Nach dieser „Neujustierung“ des grünen innenpolitischen Koordinationssystems werden von der Grünen Bundestagsfraktion u. a. folgende Maßnahmen vorgeschlagen:
- “Damit wir den aktuellen Gefahren nicht immer nur hinterherlaufen… braucht es sowohl gut ausgebildetes Personal als auch die notwendige technische Ausstattung… Wir bedauern sehr, dass es vor zwei Jahren nicht wie von uns vorgeschlagen analog zur Bundeswehr ein Sondervermögen für die Innere Sicherheit beschlossen wurde.“
- „Die Sicherheitsbehörden haben in den letzten Jahren vieles geleistet… Die föderale Sicherheitsarchitektur braucht ein Update… Hierbei wird auch weiterhin über notwendige Grundgesetzänderungen… zu sprechen sein… Generell können wir uns deshalb vorstellen, Innere Sicherheit als Gemeinschaftsaufgabe im Grundgesetz zu definieren.“
- „Polizeien und Nachrichtendienste untereinander besser national und international vernetzen…“
- „Neue Befugnisse für Sicherheitsbehörden und Nachrichtendienste ergebnisoffen prüfen: Wir verschließen uns der Diskussion um neue Befugnisse der Sicherheitsbehörden nicht… Insgesamt müssen wir endlich eine evidenzbasierte Sicherheitspolitik verfolgen, an der es bis heute fehlt.
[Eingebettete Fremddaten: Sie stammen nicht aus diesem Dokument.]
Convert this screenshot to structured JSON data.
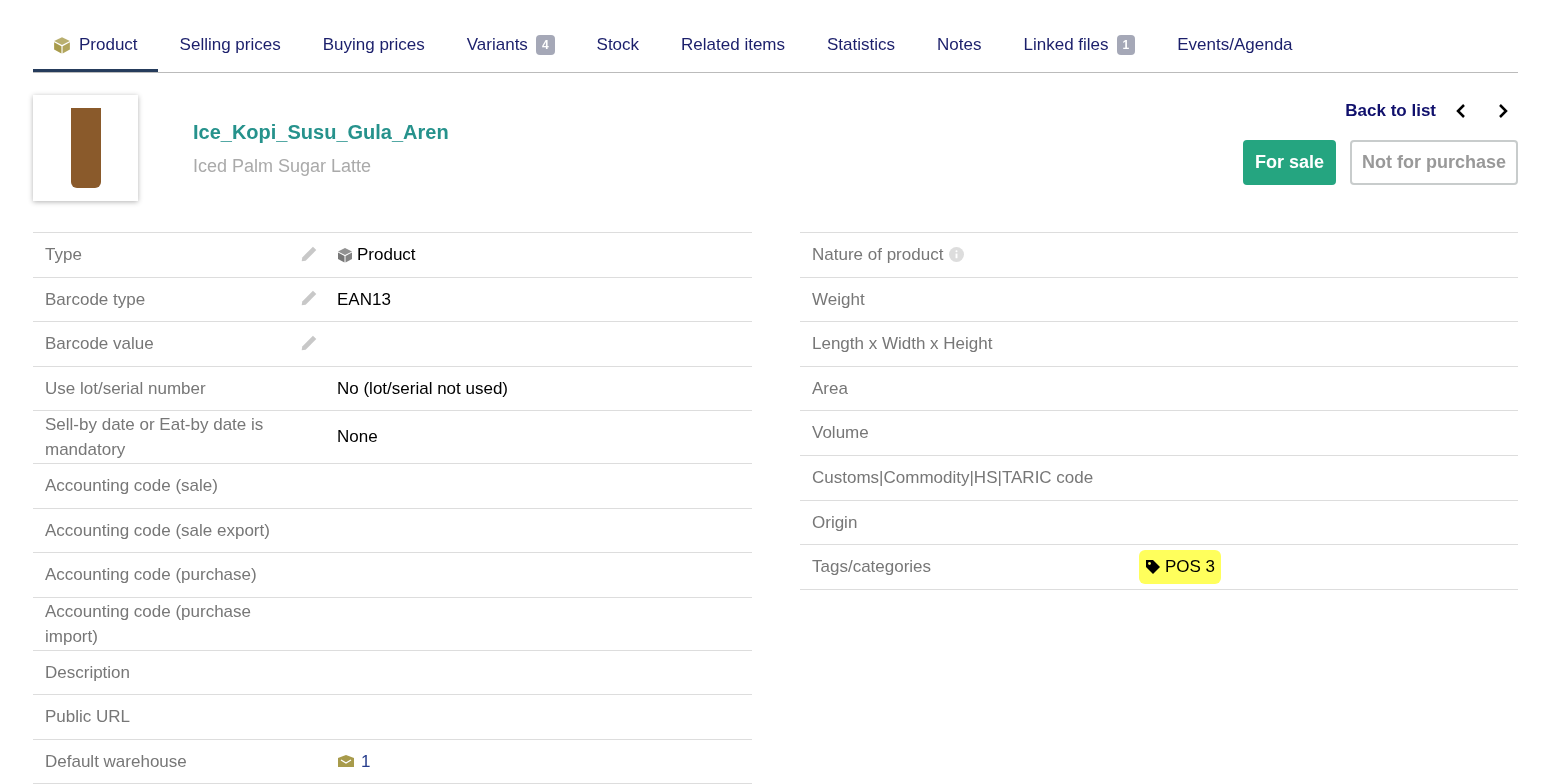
{
  "tabs": [
    {
      "label": "Product",
      "selected": true
    },
    {
      "label": "Selling prices",
      "selected": false
    },
    {
      "label": "Buying prices",
      "selected": false
    },
    {
      "label": "Variants",
      "badge": "4",
      "selected": false
    },
    {
      "label": "Stock",
      "selected": false
    },
    {
      "label": "Related items",
      "selected": false
    },
    {
      "label": "Statistics",
      "selected": false
    },
    {
      "label": "Notes",
      "selected": false
    },
    {
      "label": "Linked files",
      "badge": "1",
      "selected": false
    },
    {
      "label": "Events/Agenda",
      "selected": false
    }
  ],
  "product": {
    "ref": "Ice_Kopi_Susu_Gula_Aren",
    "label": "Iced Palm Sugar Latte"
  },
  "nav": {
    "back": "Back to list"
  },
  "status": [
    {
      "label": "For sale",
      "on": true
    },
    {
      "label": "Not for purchase",
      "on": false
    }
  ],
  "left_fields": [
    {
      "label": "Type",
      "editable": true,
      "kind": "type",
      "value": "Product"
    },
    {
      "label": "Barcode type",
      "editable": true,
      "kind": "text",
      "value": "EAN13"
    },
    {
      "label": "Barcode value",
      "editable": true,
      "kind": "text"
    },
    {
      "label": "Use lot/serial number",
      "editable": false,
      "kind": "text",
      "value": "No (lot/serial not used)"
    },
    {
      "label": "Sell-by date or Eat-by date is mandatory",
      "editable": false,
      "kind": "text",
      "value": "None"
    },
    {
      "label": "Accounting code (sale)",
      "editable": false,
      "kind": "text"
    },
    {
      "label": "Accounting code (sale export)",
      "editable": false,
      "kind": "text"
    },
    {
      "label": "Accounting code (purchase)",
      "editable": false,
      "kind": "text"
    },
    {
      "label": "Accounting code (purchase import)",
      "editable": false,
      "kind": "text"
    },
    {
      "label": "Description",
      "editable": false,
      "kind": "text"
    },
    {
      "label": "Public URL",
      "editable": false,
      "kind": "text"
    },
    {
      "label": "Default warehouse",
      "editable": false,
      "kind": "warehouse",
      "value": "1"
    }
  ],
  "right_fields": [
    {
      "label": "Nature of product",
      "info": true,
      "kind": "text"
    },
    {
      "label": "Weight",
      "info": false,
      "kind": "text"
    },
    {
      "label": "Length x Width x Height",
      "info": false,
      "kind": "text"
    },
    {
      "label": "Area",
      "info": false,
      "kind": "text"
    },
    {
      "label": "Volume",
      "info": false,
      "kind": "text"
    },
    {
      "label": "Customs|Commodity|HS|TARIC code",
      "info": false,
      "kind": "text"
    },
    {
      "label": "Origin",
      "info": false,
      "kind": "text"
    },
    {
      "label": "Tags/categories",
      "info": false,
      "kind": "tags",
      "tags": [
        "POS 3"
      ]
    }
  ]
}
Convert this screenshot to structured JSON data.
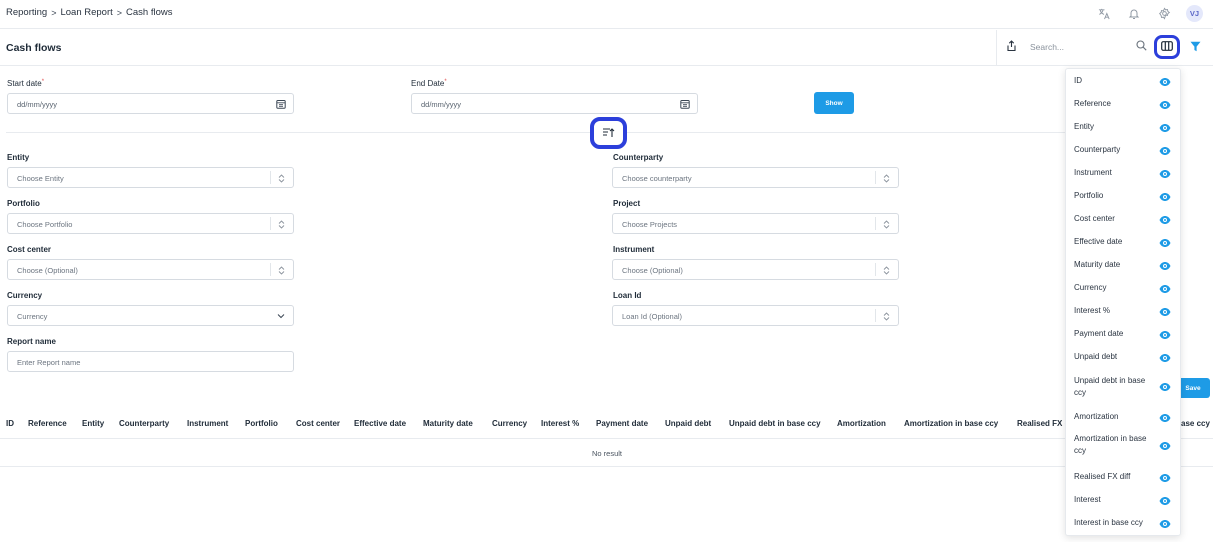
{
  "breadcrumb": [
    "Reporting",
    "Loan Report",
    "Cash flows"
  ],
  "breadcrumb_sep": ">",
  "user_initials": "VJ",
  "page_title": "Cash flows",
  "search": {
    "placeholder": "Search..."
  },
  "dates": {
    "start_label": "Start date",
    "end_label": "End Date",
    "required_mark": "*",
    "start_placeholder": "dd/mm/yyyy",
    "end_placeholder": "dd/mm/yyyy",
    "show_label": "Show"
  },
  "filters": {
    "entity": {
      "label": "Entity",
      "placeholder": "Choose Entity"
    },
    "counterparty": {
      "label": "Counterparty",
      "placeholder": "Choose counterparty"
    },
    "portfolio": {
      "label": "Portfolio",
      "placeholder": "Choose Portfolio"
    },
    "project": {
      "label": "Project",
      "placeholder": "Choose Projects"
    },
    "cost_center": {
      "label": "Cost center",
      "placeholder": "Choose (Optional)"
    },
    "instrument": {
      "label": "Instrument",
      "placeholder": "Choose (Optional)"
    },
    "currency": {
      "label": "Currency",
      "placeholder": "Currency"
    },
    "loan_id": {
      "label": "Loan Id",
      "placeholder": "Loan Id (Optional)"
    },
    "report_name": {
      "label": "Report name",
      "placeholder": "Enter Report name"
    }
  },
  "save_label": "Save",
  "table": {
    "columns": [
      "ID",
      "Reference",
      "Entity",
      "Counterparty",
      "Instrument",
      "Portfolio",
      "Cost center",
      "Effective date",
      "Maturity date",
      "Currency",
      "Interest %",
      "Payment date",
      "Unpaid debt",
      "Unpaid debt in base ccy",
      "Amortization",
      "Amortization in base ccy",
      "Realised FX d",
      "ase ccy"
    ],
    "empty_text": "No result"
  },
  "column_panel": {
    "items": [
      "ID",
      "Reference",
      "Entity",
      "Counterparty",
      "Instrument",
      "Portfolio",
      "Cost center",
      "Effective date",
      "Maturity date",
      "Currency",
      "Interest %",
      "Payment date",
      "Unpaid debt",
      "Unpaid debt in base ccy",
      "Amortization",
      "Amortization in base ccy",
      "Realised FX diff",
      "Interest",
      "Interest in base ccy"
    ],
    "visible": [
      true,
      true,
      true,
      true,
      true,
      true,
      true,
      true,
      true,
      true,
      true,
      true,
      true,
      true,
      true,
      true,
      true,
      true,
      true
    ]
  },
  "colors": {
    "accent": "#1e9be6",
    "highlight": "#2c3fdb"
  },
  "icons": [
    "translate-icon",
    "bell-icon",
    "gear-icon",
    "export-icon",
    "search-icon",
    "columns-icon",
    "filter-icon",
    "calendar-icon",
    "sort-updown-icon",
    "chevron-down-icon",
    "collapse-icon",
    "eye-icon"
  ]
}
Im Rahmen dessen muss auch geprüft werden, inwiefern die nachträgliche Gesichtserkennung auf Basis veröffentlichter und öffentlicher Quellen ein sinnvoller Beitrag zur Fahndung von Gefährder*innen und Terrorist*innen und bei staatsgefährdenden Straftaten sein kann…“
- „Anspruch und Wirklichkeit zusammenbringen – Abschiebungen und Überstellungen entschlossen durchführen: Es darf nicht länger hingenommen werden, dass sehr viele Menschen, die aufgrund vorliegender Voraussetzungen abgeschoben oder überstellt werden könnten, im Land bleiben…“
- „Das Bundesamt für Verfassungsschutz (BfV) muss noch stärker als Frühwarnsystem agieren, um Gefährdungspotenziale zu erkennen, bevor Menschen zu Gefährder*innen werden. In diesem Zusammenhang muss auch die Zusammenarbeit zwischen Sicherheitsbehörden und Präventionsakteuren intensiviert werden.“
- „Polizeilichen Ermittler*innen ist es nur mit hohen Hürden gestattet, verdeckt in sozialen Netzwerken zu arbeiten. Diese Hürden wollen wir… senken.“
Herzlich willkommen im grün lackierten Überwachungsstaat!